But it wouldn't be so true to say that some kind but very poor person deserved to win the lottery. Or that a school student deserved to get a better grade because they had tried so hard. Or that someone deserved to be raped because they dressed provocatively. Or that someone deserved HIV/AIDS because they were a promiscuous homosexual.
No one deserves AIDS. No one deserves to win the lottery. No one deserves heaven. No one deserves hell.*
Grace is the opposite of desert.**
Grace does not say "I'll be nice to you even though you don’t deserve it". Grace denies any sense of what someone deserves, and surprises people with blessings anyway.
When we ran The Omega Course, one of the videos we discussed was a snippet from Marcus Borg about the key themes in the Bible.*** He suggested that there are three meta-narratives (he calls them "macro-stories") of salvation:
- The story of bondage and slavery, the solution to which is liberation. The central example is Israel's exodus from Egypt, but it also includes the slavery many feel through addictions, victimisation, and poverty.
- The story of exile, the solution to which is a journey of return to home. The Hebrew exile in Babylon is a central prototype, but there is sense of alienation most humans feel and which is reflected in the early Biblical story about being expelled from Eden.
- The story of sin and impurity, the solution to which is forgiveness and cleansing.
As long as we are stuck in the mire of what people deserve, we cannot fully appreciate the grace of God. The Biblical God seeks to restore all things (Acts 3:21), wishes that all would be saved (1 Timothy 2:4), sends sunshine and rain on both the righteous and the unrighteous (Matthew 5:45), and has no favourites (Acts 10:34, Romans 2:11). This is a God whose grace extends to all, regardless of any reward or punishment they may seem to deserve. A God who releases the oppressed (Luke 4:18), who creates a home for us (John 14:1-4, Hebrews 11:16), and who forgives even those who would prefer that God was dead (Luke 23:34).
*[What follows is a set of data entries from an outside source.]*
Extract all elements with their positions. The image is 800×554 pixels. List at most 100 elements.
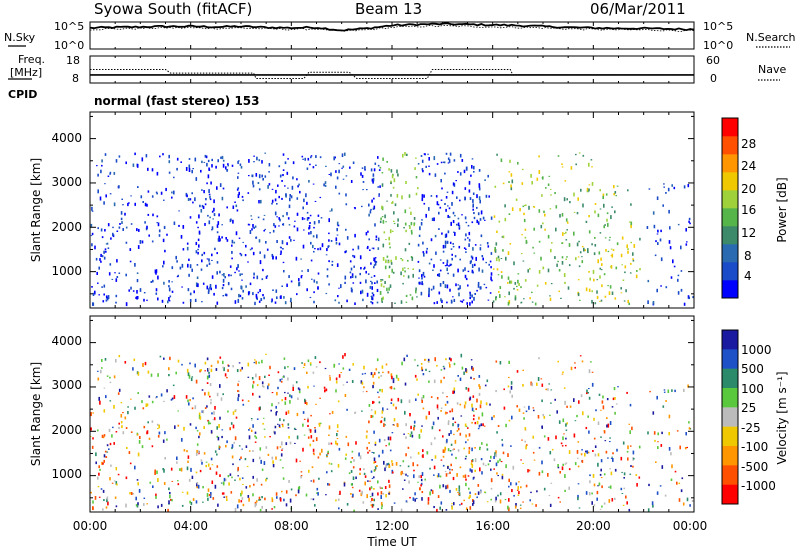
- vel-cbar-tick-neg1000: -1000: [741, 479, 776, 493]
- power-echo-point: [338, 242, 341, 246]
- velocity-echo-point: [364, 475, 367, 478]
- power-echo-point: [231, 239, 234, 244]
- velocity-echo-point: [103, 454, 106, 458]
- velocity-echo-point: [102, 489, 105, 493]
- velocity-echo-point: [173, 395, 176, 399]
- power-echo-point: [94, 245, 96, 250]
- velocity-echo-point: [279, 378, 282, 382]
- power-echo-point: [211, 275, 214, 279]
- velocity-echo-point: [342, 367, 345, 370]
- velocity-echo-point: [312, 479, 315, 483]
- power-echo-point: [462, 269, 465, 272]
- velocity-echo-point: [369, 487, 371, 491]
- velocity-echo-point: [465, 455, 467, 458]
- power-echo-point: [282, 169, 285, 171]
- velocity-echo-point: [309, 443, 312, 447]
- velocity-echo-point: [403, 479, 406, 481]
- power-echo-point: [495, 242, 498, 246]
- power-echo-point: [620, 292, 623, 294]
- velocity-echo-point: [495, 390, 497, 393]
- power-echo-point: [107, 295, 110, 299]
- power-echo-point: [113, 172, 116, 175]
- power-echo-point: [349, 271, 352, 274]
- velocity-echo-point: [479, 404, 482, 409]
- power-echo-point: [251, 228, 253, 231]
- velocity-echo-point: [135, 496, 137, 501]
- power-echo-point: [558, 269, 561, 272]
- velocity-echo-point: [536, 490, 538, 493]
- velocity-echo-point: [252, 450, 254, 452]
- velocity-echo-point: [277, 386, 279, 390]
- power-echo-point: [654, 254, 657, 257]
- velocity-echo-point: [522, 462, 524, 464]
- velocity-echo-point: [273, 430, 275, 434]
- velocity-echo-point: [191, 376, 194, 378]
- power-echo-point: [452, 182, 455, 186]
- power-echo-point: [198, 214, 200, 219]
- power-echo-point: [371, 247, 374, 249]
- velocity-echo-point: [247, 376, 250, 378]
- velocity-echo-point: [439, 475, 442, 478]
- power-echo-point: [264, 228, 266, 231]
- velocity-echo-point: [442, 449, 445, 453]
- power-echo-point: [387, 260, 390, 263]
- velocity-echo-point: [194, 363, 196, 368]
- power-echo-point: [428, 157, 430, 161]
- velocity-echo-point: [256, 418, 259, 420]
- velocity-echo-point: [247, 495, 250, 498]
- power-echo-point: [663, 186, 665, 188]
- velocity-echo-point: [564, 489, 566, 492]
- power-echo-point: [258, 174, 261, 179]
- velocity-echo-point: [92, 500, 94, 504]
- power-echo-point: [306, 167, 309, 170]
- velocity-echo-point: [345, 435, 348, 438]
- velocity-echo-point: [464, 423, 467, 427]
- power-echo-point: [495, 296, 497, 301]
- velocity-echo-point: [256, 478, 258, 482]
- power-echo-point: [479, 247, 482, 251]
- velocity-echo-point: [444, 403, 447, 406]
- velocity-echo-point: [290, 395, 293, 399]
- power-echo-point: [98, 294, 100, 296]
- power-echo-point: [457, 171, 459, 173]
- power-echo-point: [362, 298, 364, 302]
- power-echo-point: [213, 213, 216, 217]
- power-echo-point: [159, 155, 161, 158]
- power-echo-point: [630, 221, 633, 226]
- power-echo-point: [210, 181, 212, 185]
- power-echo-point: [437, 203, 440, 206]
- xtick-1200: 12:00: [375, 519, 410, 533]
- power-echo-point: [544, 228, 546, 231]
- power-echo-point: [607, 222, 609, 227]
- power-echo-point: [490, 276, 492, 281]
- power-echo-point: [304, 157, 306, 161]
- velocity-echo-point: [248, 435, 251, 440]
- velocity-echo-point: [395, 462, 398, 466]
- power-echo-point: [262, 294, 264, 297]
- velocity-echo-point: [610, 457, 613, 459]
- velocity-echo-point: [471, 460, 473, 463]
- velocity-echo-point: [403, 357, 406, 362]
- velocity-echo-point: [564, 474, 566, 478]
- power-echo-point: [599, 189, 601, 192]
- power-echo-point: [379, 220, 382, 224]
- power-echo-point: [134, 152, 136, 156]
- power-echo-point: [423, 202, 426, 205]
- power-echo-point: [95, 257, 98, 261]
- power-echo-point: [448, 216, 451, 219]
- power-echo-point: [469, 302, 471, 306]
- velocity-echo-point: [450, 430, 452, 435]
- velocity-echo-point: [101, 367, 103, 369]
- velocity-echo-point: [188, 402, 190, 406]
- power-echo-point: [251, 247, 253, 250]
- power-echo-point: [544, 213, 546, 217]
- power-echo-point: [593, 278, 595, 282]
- power-echo-point: [607, 285, 609, 287]
- power-echo-point: [433, 217, 435, 222]
- velocity-echo-point: [160, 503, 163, 507]
- power-echo-point: [231, 251, 233, 254]
- power-echo-point: [540, 256, 542, 261]
- velocity-echo-point: [681, 477, 684, 480]
- power-echo-point: [346, 236, 349, 240]
- power-cbar-tick-28: 28: [741, 137, 756, 151]
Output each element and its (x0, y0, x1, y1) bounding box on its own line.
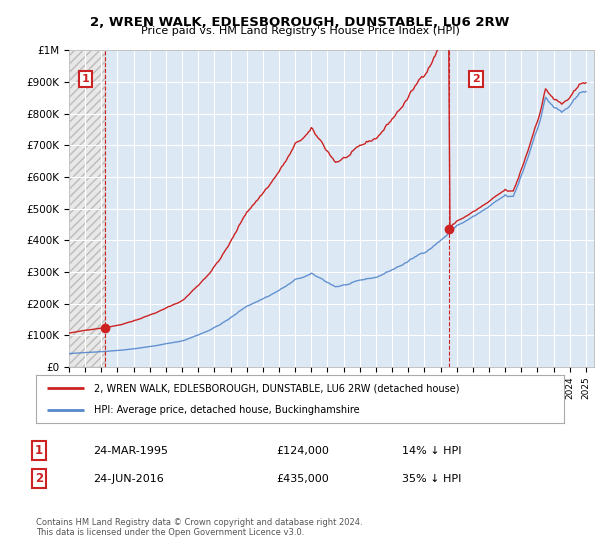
Text: 1: 1 (81, 74, 89, 84)
Text: 24-JUN-2016: 24-JUN-2016 (93, 474, 164, 484)
Text: 24-MAR-1995: 24-MAR-1995 (93, 446, 168, 456)
Text: 2, WREN WALK, EDLESBOROUGH, DUNSTABLE, LU6 2RW (detached house): 2, WREN WALK, EDLESBOROUGH, DUNSTABLE, L… (94, 383, 460, 393)
Text: Contains HM Land Registry data © Crown copyright and database right 2024.
This d: Contains HM Land Registry data © Crown c… (36, 518, 362, 538)
Text: £124,000: £124,000 (276, 446, 329, 456)
Text: 2: 2 (472, 74, 480, 84)
Text: 1: 1 (35, 444, 43, 458)
Text: Price paid vs. HM Land Registry's House Price Index (HPI): Price paid vs. HM Land Registry's House … (140, 26, 460, 36)
Text: 2, WREN WALK, EDLESBOROUGH, DUNSTABLE, LU6 2RW: 2, WREN WALK, EDLESBOROUGH, DUNSTABLE, L… (91, 16, 509, 29)
Text: HPI: Average price, detached house, Buckinghamshire: HPI: Average price, detached house, Buck… (94, 405, 360, 415)
Text: 2: 2 (35, 472, 43, 486)
Text: 35% ↓ HPI: 35% ↓ HPI (402, 474, 461, 484)
Text: £435,000: £435,000 (276, 474, 329, 484)
Text: 14% ↓ HPI: 14% ↓ HPI (402, 446, 461, 456)
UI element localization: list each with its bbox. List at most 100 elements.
Grace is not a stand-alone concept but exists within an ecology that includes love, mercy and forgiveness. Grace is not blind to evil nor does it condone the harm we do to ourselves, each other and our world, but continually undermines evil by enabling a better alternative. Nevertheless, grace is not irresistible: if people could not refuse grace it would not be grace but another form of oppression. That is part of the reason – though only part of it – why we continue in bondage, exile and sin.
"From [Jesus'] fullness we have all received, grace upon grace" (John 1:16). It is this grace that says "there is neither Jew nor Gentile, neither slave nor free, nor is there male and female" (Galatians 3:28). There is no "us and them". There is no deserving nor undeserving. God's grace is extended to all irrespective of any category.
May we show the same grace as God, blind to any labels, blind to any cultural or religious notion of what people deserve.
* This scepticism about what people "deserve" is a third of the reason I no longer believe in the value of retribution, the other two-thirds being that I'm trying to model my life on One who eschewed retribution, and it doesn't achieve the effect people hope for anyway.
** I wish I could make a clever word-play here … something about a meal starting with grace and ending with dessert, but of course "getting just dessert" is something completely different than "getting your just deserts"!
*** The video came from the Living the Questions series, but the same can be found in Borg's The Heart of Christianity, p. 175 in the edition I have.